Título: Pressão contra o controle externo
Autor: Torres, Izabelle
Fonte: Correio Braziliense, 18/08/2009, Política, p. 2

TCU faz lobby a fim de garantir mais vagas no conselho a ser criado para fiscalizar os tribunais de contas do país. Insatisfeitos com a atuação da corte, sobretudo com a paralisação de obras, parlamentares resistem à ofensiva

Em seu substitutivo, Delgado rechaçou a tentativa de deputados de limitar a atuação dos tribunais de contas do país

Disputa por poder, tentativa de políticos de exercerem algum tipo de influência nos órgãos fiscalizadores e resistência desses mesmos órgãos em serem controlados. A soma dos interesses dos mais variados lados dão o tom do enredo que reflete a dificuldade da Câmara dos Deputados de aprovar a criação do Conselho dos Tribunais de Contas, cuja função primordial será fiscalizar e julgar os atos e a conduta dos tribunais de contas do país. Os capítulos com as divergências começam a tomar forma esta semana, quando um acordo entre os integrantes da comissão especial instalada para analisar a Proposta de Emenda Constitucional (PEC) 28/2007 resultará em um pedido de vista do texto e reiniciará as negociações em torno do tema.

O principal foco das controvérsias é o número de integrantes do conselho a ser criado. Os membros do Tribunal de Contas da União (TCU) não estão satisfeitos com a única vaga destinada à corte pelo substitutivo apresentado pelo relator Júlio Delgado (PSB-MG). De acordo com o texto apresentado pelo deputado, serão criados 11 cargos para serem distribuídos entre técnicos e auditores de estados e municípios, além de dois representantes do Congresso Nacional. Os integrantes do TCU, no entanto, fazem um lobby intenso para que as vagas sejam reduzidas para nove, e a corte ocupe pelo menos três delas.

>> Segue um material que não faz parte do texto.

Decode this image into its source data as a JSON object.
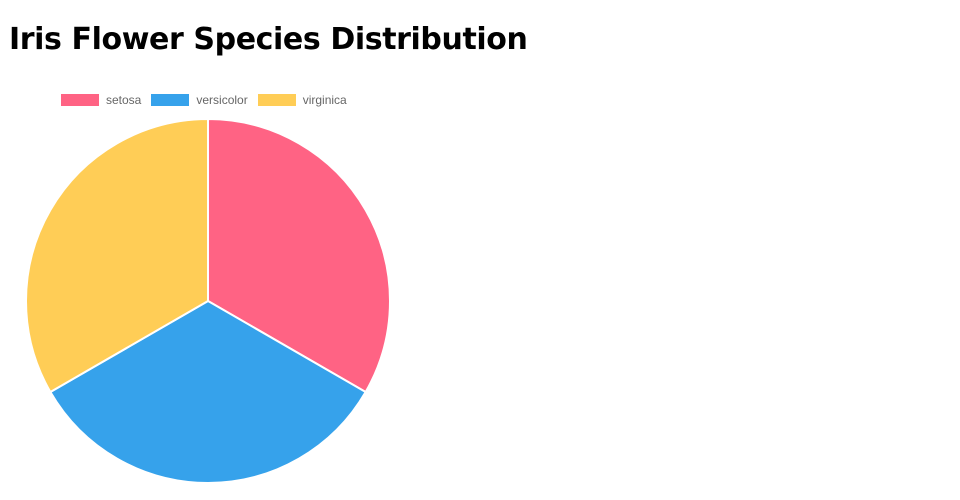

Para brigar por mais espaço no conselho, os ministros do TCU têm um fiel escudeiro na comissão especial. Caberá ao deputado Humberto Souto (PPS-MG), que já presidiu o tribunal, pedir vista do projeto e negociar com os colegas parlamentares o pleito dos ministros. ¿Acho que o pedido deles é justo e faz muito sentido. Se caberá ao TCU a maior responsabilidade no conselho, já que eles vão escolher os outros integrantes em listas tríplices, deve caber a eles também o maior número de vagas. É uma coisa lógica que quero conversar com os outros deputados¿, disse.

Sem fiscalização

O lobby dos ministros do TCU tem sido interpretado por integrantes da comissão especial como uma tentativa da corte de exercer maior controle no órgão que terá a função de fiscalizá-la. Os deputados alegam que se o tribunal tiver a maioria dos membros, como pretendem os ministros, será mais fácil ignorar reclamações ou denúncias sobre possíveis irregularidades praticadas pelo TCU. A ideia de aumentar a autonomia do TCU não agrada à maioria dos parlamentares. Nos bastidores, alguns deles articulam justamente o contrário. Querem o aumento de vagas para integrantes dos tribunais de contas dos estados e dos municípios, já que nesses órgãos o acesso deles e a propensão a influências políticas são maiores.

Diante da guerra de interesses (1)pessoais e institucionais, a comissão especial não deve votar o relatório de Júlio Delgado nos próximos meses. ¿É polêmico mesmo, e estamos preparados para a morosidade dessa votação. Corri com o relatório, mas confesso que há muitas divergências. Avisei aos colegas que eles podem fazer suas propostas e prometi que discutiremos todas elas. Difícil será encontrar o consenso¿, comentou o relator. A reunião da comissão especial está marcada para amanhã. Mas, se houver quorum, deve servir apenas para que Humberto Souto oficialize seu pedido de vista, que conta com aval dos colegas. Todos dispostos a negociar.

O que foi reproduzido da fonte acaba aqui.